As my placement with the Theatre Collection has progressed, my research has begun to take a more focused and creative direction. Building on the archival work I began in the first month, I’ve now started developing a clowning script inspired by Ian Smith’s darkly comic piece Christopher Chappell Kill to Live.

Smith’s work, subtitled ‘A Project Exploring Credibility of Cult Dogma’ was devised during his Expressive Arts course when he was a student at Brighton Polytechnic, so it’s a very early example of him working out his own practice of subverting genres. It was presented as a live pseudo-documentary with slides and music; the audience sat in the gallery as if they were the jury and Smith playing a murderer (Chappell). Smith used anecdotes based on composites of real events to maintain the premise of credibility even though the character was completely fictitious. The Ian Smith Archive contains evidence of his preparatory work, such as slides, documentary style notes and a project sketchbook, but there is no dramatic script as such. Smith’s characters relied on improvisation and his work emerges in equal parts surreal, subversive, and satirical. It struck me immediately as a compelling foundation for creative reinterpretation.

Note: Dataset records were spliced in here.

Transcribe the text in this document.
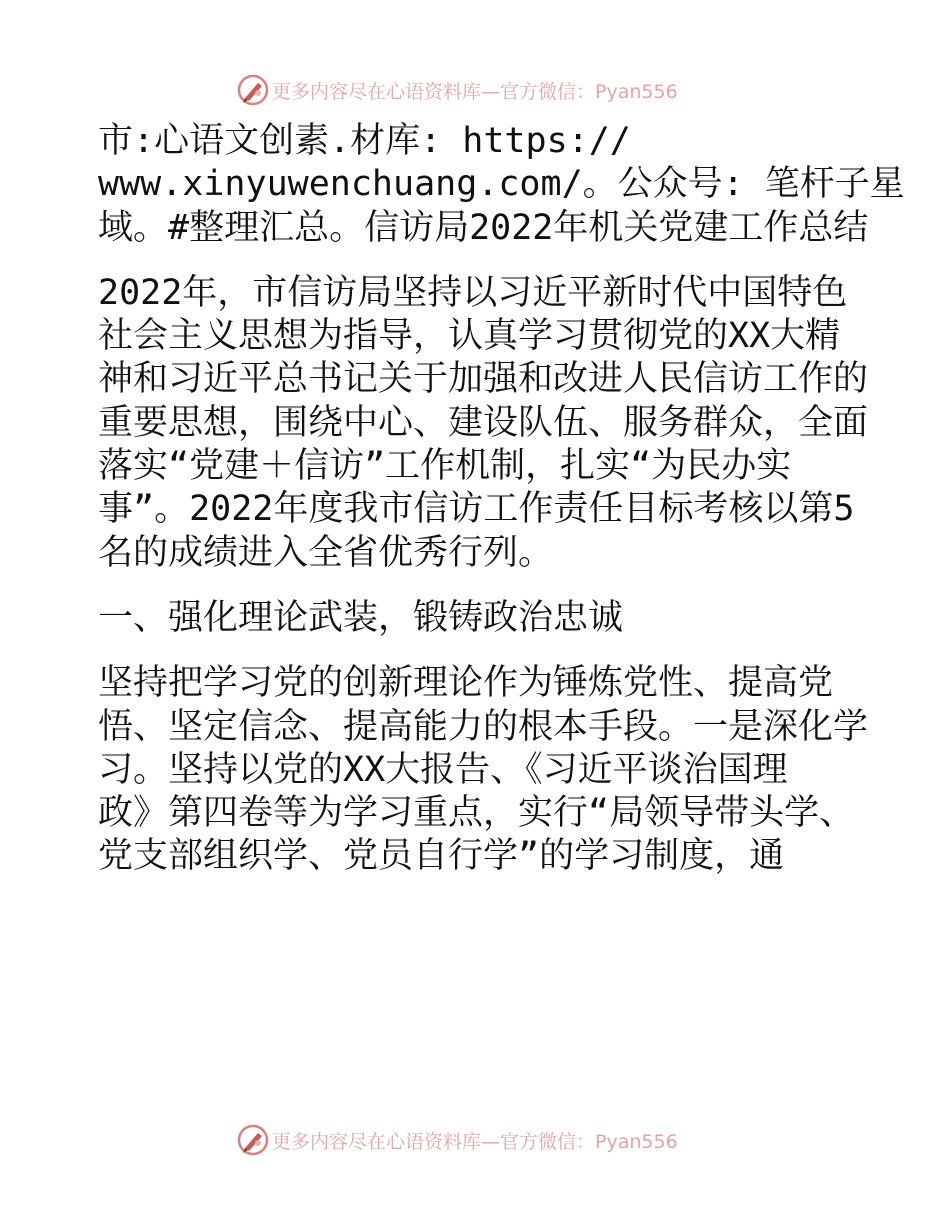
更多内容尽在心语资料库—官方微信：Pyan556

市:心语文创素.材库: https://

www.xinyuwenchuang.com/。公众号: 笔杆子星

域。#整理汇总。信访局2022年机关党建工作总结

2022年，市信访局坚持以习近平新时代中国特色

社会主义思想为指导，认真学习贯彻党的XX大精

神和习近平总书记关于加强和改进人民信访工作的

重要思想，围绕中心、建设队伍、服务群众，全面

落实“党建＋信访”工作机制，扎实“为民办实

事”。2022年度我市信访工作责任目标考核以第5

名的成绩进入全省优秀行列。

一、强化理论武装，锻铸政治忠诚

坚持把学习党的创新理论作为锤炼党性、提高党

悟、坚定信念、提高能力的根本手段。一是深化学

习。坚持以党的XX大报告、《习近平谈治国理

政》第四卷等为学习重点，实行“局领导带头学、

党支部组织学、党员自行学”的学习制度，通

更多内容尽在心语资料库—官方微信：Pyan556
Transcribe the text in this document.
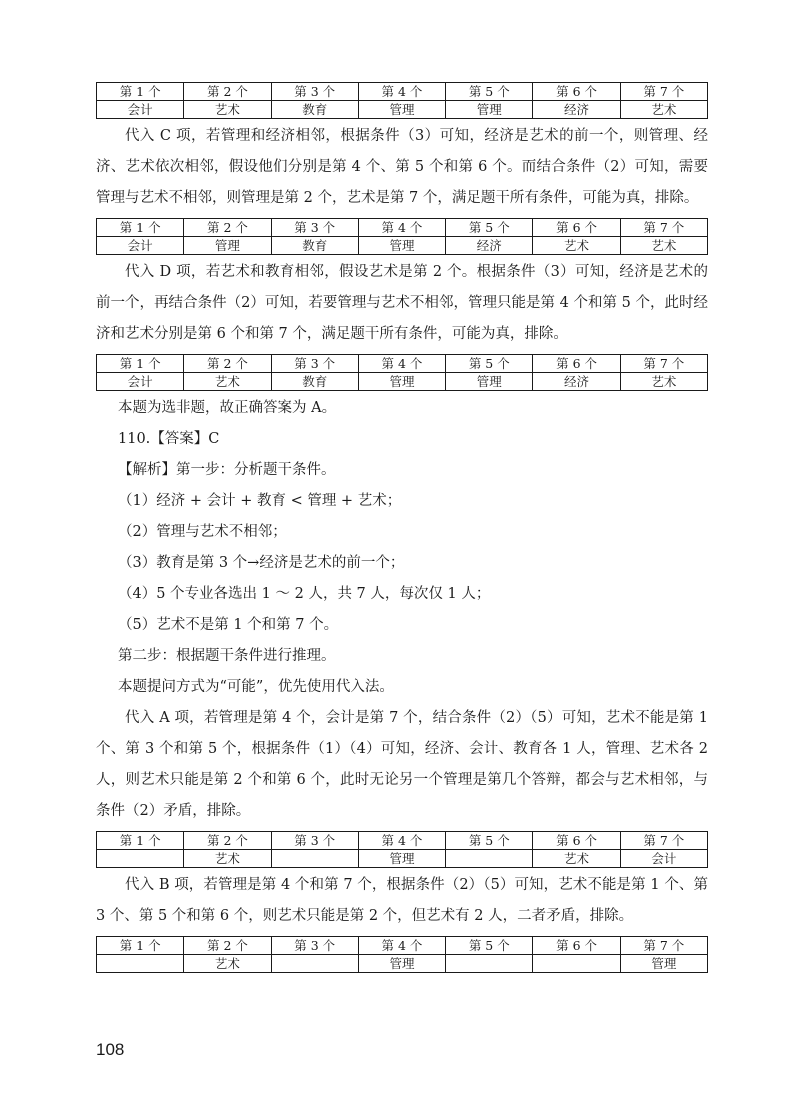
第 1 个	第 2 个	第 3 个	第 4 个	第 5 个	第 6 个	第 7 个
会计	艺术	教育	管理	管理	经济	艺术

代入 C 项，若管理和经济相邻，根据条件（3）可知，经济是艺术的前一个，则管理、经济、艺术依次相邻，假设他们分别是第 4 个、第 5 个和第 6 个。而结合条件（2）可知，需要管理与艺术不相邻，则管理是第 2 个，艺术是第 7 个，满足题干所有条件，可能为真，排除。

第 1 个	第 2 个	第 3 个	第 4 个	第 5 个	第 6 个	第 7 个
会计	管理	教育	管理	经济	艺术	艺术

代入 D 项，若艺术和教育相邻，假设艺术是第 2 个。根据条件（3）可知，经济是艺术的前一个，再结合条件（2）可知，若要管理与艺术不相邻，管理只能是第 4 个和第 5 个，此时经济和艺术分别是第 6 个和第 7 个，满足题干所有条件，可能为真，排除。

第 1 个	第 2 个	第 3 个	第 4 个	第 5 个	第 6 个	第 7 个
会计	艺术	教育	管理	管理	经济	艺术

本题为选非题，故正确答案为 A。

110.【答案】C

【解析】第一步：分析题干条件。

（1）经济 + 会计 + 教育 < 管理 + 艺术；

（2）管理与艺术不相邻；

（3）教育是第 3 个→经济是艺术的前一个；

（4）5 个专业各选出 1 ～ 2 人，共 7 人，每次仅 1 人；

（5）艺术不是第 1 个和第 7 个。

第二步：根据题干条件进行推理。

本题提问方式为“可能”，优先使用代入法。

代入 A 项，若管理是第 4 个，会计是第 7 个，结合条件（2）（5）可知，艺术不能是第 1 个、第 3 个和第 5 个，根据条件（1）（4）可知，经济、会计、教育各 1 人，管理、艺术各 2 人，则艺术只能是第 2 个和第 6 个，此时无论另一个管理是第几个答辩，都会与艺术相邻，与条件（2）矛盾，排除。

第 1 个	第 2 个	第 3 个	第 4 个	第 5 个	第 6 个	第 7 个
	艺术		管理		艺术	会计

代入 B 项，若管理是第 4 个和第 7 个，根据条件（2）（5）可知，艺术不能是第 1 个、第 3 个、第 5 个和第 6 个，则艺术只能是第 2 个，但艺术有 2 人，二者矛盾，排除。

第 1 个	第 2 个	第 3 个	第 4 个	第 5 个	第 6 个	第 7 个
	艺术		管理			管理
108
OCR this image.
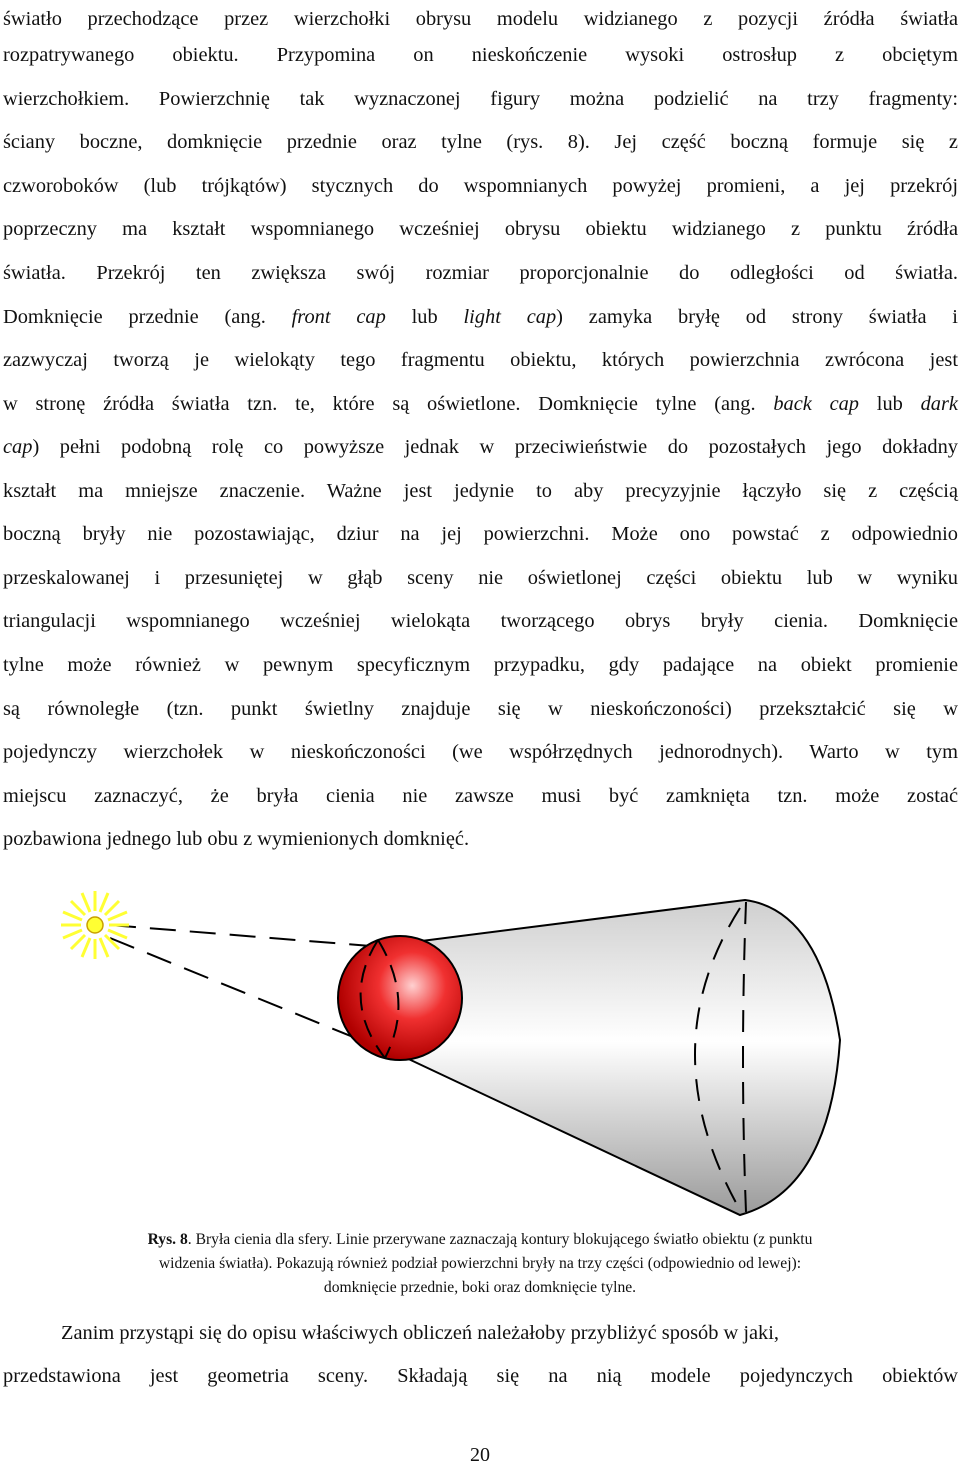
światło przechodzące przez wierzchołki obrysu modelu widzianego z pozycji źródła światła
rozpatrywanego obiektu. Przypomina on nieskończenie wysoki ostrosłup z obciętym
wierzchołkiem. Powierzchnię tak wyznaczonej figury można podzielić na trzy fragmenty:
ściany boczne, domknięcie przednie oraz tylne (rys. 8). Jej część boczną formuje się z
czworoboków (lub trójkątów) stycznych do wspomnianych powyżej promieni, a jej przekrój
poprzeczny ma kształt wspomnianego wcześniej obrysu obiektu widzianego z punktu źródła
światła. Przekrój ten zwiększa swój rozmiar proporcjonalnie do odległości od światła.
Domknięcie przednie (ang. front cap lub light cap) zamyka bryłę od strony światła i
zazwyczaj tworzą je wielokąty tego fragmentu obiektu, których powierzchnia zwrócona jest
w stronę źródła światła tzn. te, które są oświetlone. Domknięcie tylne (ang. back cap lub dark
cap) pełni podobną rolę co powyższe jednak w przeciwieństwie do pozostałych jego dokładny
kształt ma mniejsze znaczenie. Ważne jest jedynie to aby precyzyjnie łączyło się z częścią
boczną bryły nie pozostawiając, dziur na jej powierzchni. Może ono powstać z odpowiednio
przeskalowanej i przesuniętej w głąb sceny nie oświetlonej części obiektu lub w wyniku
triangulacji wspomnianego wcześniej wielokąta tworzącego obrys bryły cienia. Domknięcie
tylne może również w pewnym specyficznym przypadku, gdy padające na obiekt promienie
są równoległe (tzn. punkt świetlny znajduje się w nieskończoności) przekształcić się w
pojedynczy wierzchołek w nieskończoności (we współrzędnych jednorodnych). Warto w tym
miejscu zaznaczyć, że bryła cienia nie zawsze musi być zamknięta tzn. może zostać
pozbawiona jednego lub obu z wymienionych domknięć.
Rys. 8. Bryła cienia dla sfery. Linie przerywane zaznaczają kontury blokującego światło obiektu (z punktu
widzenia światła). Pokazują również podział powierzchni bryły na trzy części (odpowiednio od lewej):
domknięcie przednie, boki oraz domknięcie tylne.
Zanim przystąpi się do opisu właściwych obliczeń należałoby przybliżyć sposób w jaki,
przedstawiona jest geometria sceny. Składają się na nią modele pojedynczych obiektów
20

Using the different archival aspects of Smith’s 1980s performance, I chose to approach his work through the lens of clowning. This has meant embracing exaggeration, physicality, and the absurd in order to explore the piece’s darker themes of violence, disillusionment, and fanaticism in a way that is both playful and unsettling. The central character, now reimagined as Christopher Gigglegrave, blends Smith’s interest in cult leader charisma with my invented grotesque clown logic. This has allowed me to draw from traditional clown archetypes while responding to the specific tone and themes in Smith’s work.

Working with the archive has been more than a source of inspiration, it has become a dialogue. I’ve found myself questioning how to ‘respond’ to the material rather than replicate it. For instance, how do you adapt the rhythm and tone of Smith’s writing for a modern clowning context? How can archival materials be used to trigger moments of physical comedy, or inform the tempo and structure of a scene?

This process has also made me consider how the clown can act as a vehicle for confronting uncomfortable truths. In the world of Christopher Gigglegrave, laughter and violence sit side-by-side; a tension I’ve leaned into through both the writing and proposed performance style. The clown’s naivety and conviction allow space to explore dangerous ideas without endorsing them, using humour to create critical distance.

As my script continued to evolve, I became excited to keep mining the archive for ideas – whether it’s a throwaway line in a performance note, a stage direction that sparks an image, or an old flyer that suggests a tone. The placement has shown me how archival work can be a catalyst for new performance-making, not just a source of information, but a playground of possibility.